Location
- Beech Road East Malling, Kent County Council, ME19 6DH England
- Coordinates: 51°17′25″N 0°25′58″E﻿ / ﻿51.2904°N 0.4329°E

Information
- Type: Foundation high school
- Motto: Caring, Determined, Reflective
- Local authority: Kent
- Department for Education URN: 118897 Tables
- Ofsted: Reports
- Headteacher: John Vennart
- Gender: Mixed
- Age: 11 to 18
- Education system: The Malling School Way
- Houses: Russet, Bramley, Tydeman, Building C3 (aka Sports Hall), Pippin
- Colours: White and blue
- Website: School homepage

= The Malling School =

The Malling School is a mixed high school located in East Malling in the English county of Kent.

==History==
It opened as Clare Park Secondary School in 1957, designed by Read & McDermott.

==Present day==
It is a foundation school administered by Kent County Council, who coordinate admissions to the school.

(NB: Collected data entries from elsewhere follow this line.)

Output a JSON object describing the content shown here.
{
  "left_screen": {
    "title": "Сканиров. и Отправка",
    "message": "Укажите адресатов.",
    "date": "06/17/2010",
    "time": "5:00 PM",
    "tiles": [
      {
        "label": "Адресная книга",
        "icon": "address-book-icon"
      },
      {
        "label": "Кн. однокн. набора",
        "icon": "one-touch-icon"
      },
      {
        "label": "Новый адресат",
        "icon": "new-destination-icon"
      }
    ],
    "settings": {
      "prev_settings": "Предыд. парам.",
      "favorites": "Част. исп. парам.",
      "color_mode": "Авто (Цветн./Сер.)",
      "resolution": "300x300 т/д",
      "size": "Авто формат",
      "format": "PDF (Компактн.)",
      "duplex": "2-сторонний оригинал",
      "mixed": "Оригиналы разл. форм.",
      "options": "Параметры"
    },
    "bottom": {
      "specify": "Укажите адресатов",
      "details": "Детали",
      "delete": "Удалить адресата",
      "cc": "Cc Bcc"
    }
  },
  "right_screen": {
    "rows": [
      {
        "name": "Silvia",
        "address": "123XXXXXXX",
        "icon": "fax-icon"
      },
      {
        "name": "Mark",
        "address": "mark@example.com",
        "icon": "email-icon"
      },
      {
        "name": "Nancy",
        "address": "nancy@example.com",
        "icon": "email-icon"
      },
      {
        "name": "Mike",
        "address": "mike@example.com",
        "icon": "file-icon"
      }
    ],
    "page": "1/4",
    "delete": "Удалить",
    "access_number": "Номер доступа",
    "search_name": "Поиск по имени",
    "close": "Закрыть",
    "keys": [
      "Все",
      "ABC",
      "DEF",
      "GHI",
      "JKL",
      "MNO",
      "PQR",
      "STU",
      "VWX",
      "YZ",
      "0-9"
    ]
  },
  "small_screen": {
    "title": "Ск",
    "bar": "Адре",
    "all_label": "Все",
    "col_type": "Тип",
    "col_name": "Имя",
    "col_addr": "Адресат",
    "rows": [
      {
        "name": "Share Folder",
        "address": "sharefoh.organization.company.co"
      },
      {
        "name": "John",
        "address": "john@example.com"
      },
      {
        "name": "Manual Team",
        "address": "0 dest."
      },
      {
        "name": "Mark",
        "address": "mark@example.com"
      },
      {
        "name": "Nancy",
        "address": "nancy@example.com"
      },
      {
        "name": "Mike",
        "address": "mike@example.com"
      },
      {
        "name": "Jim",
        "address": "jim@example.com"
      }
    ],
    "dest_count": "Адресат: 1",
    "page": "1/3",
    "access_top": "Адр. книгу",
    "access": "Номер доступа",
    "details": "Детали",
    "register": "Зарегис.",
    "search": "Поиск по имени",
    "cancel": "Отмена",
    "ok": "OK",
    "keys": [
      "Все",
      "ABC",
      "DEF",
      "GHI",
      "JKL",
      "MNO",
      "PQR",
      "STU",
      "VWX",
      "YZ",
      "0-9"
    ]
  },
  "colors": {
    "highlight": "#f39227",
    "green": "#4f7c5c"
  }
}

The Malling School offers GCSEs and BTECs as programmes of study for pupils at Key Stage 4, while students in the sixth form have the option to study International Baccalaureate programmes of study, further BTECs and A-levels.

It was inspected by Ofsted in March 2023 and found to be 'good' with three out of five aspects rated 'outstanding'.

==Description==
The school is smaller than the average-sized secondary school, with a small sixth form with more boys than girls. Students enter the school with lower previous achievement than average. Most are White British with a below-average proportion of students are from minority ethnic groups. The proportion of students who receive support through the pupil premium is higher than average, and about a quarter of Year 7 students receive catch-up funding for students who failed to attain the nationally expected level in English or mathematics at the end of Key Stage 2. The school has a specially resourced unit, the Tydeman Centre, for 90 students who have statements of special educational needs for speech, language and communication needs.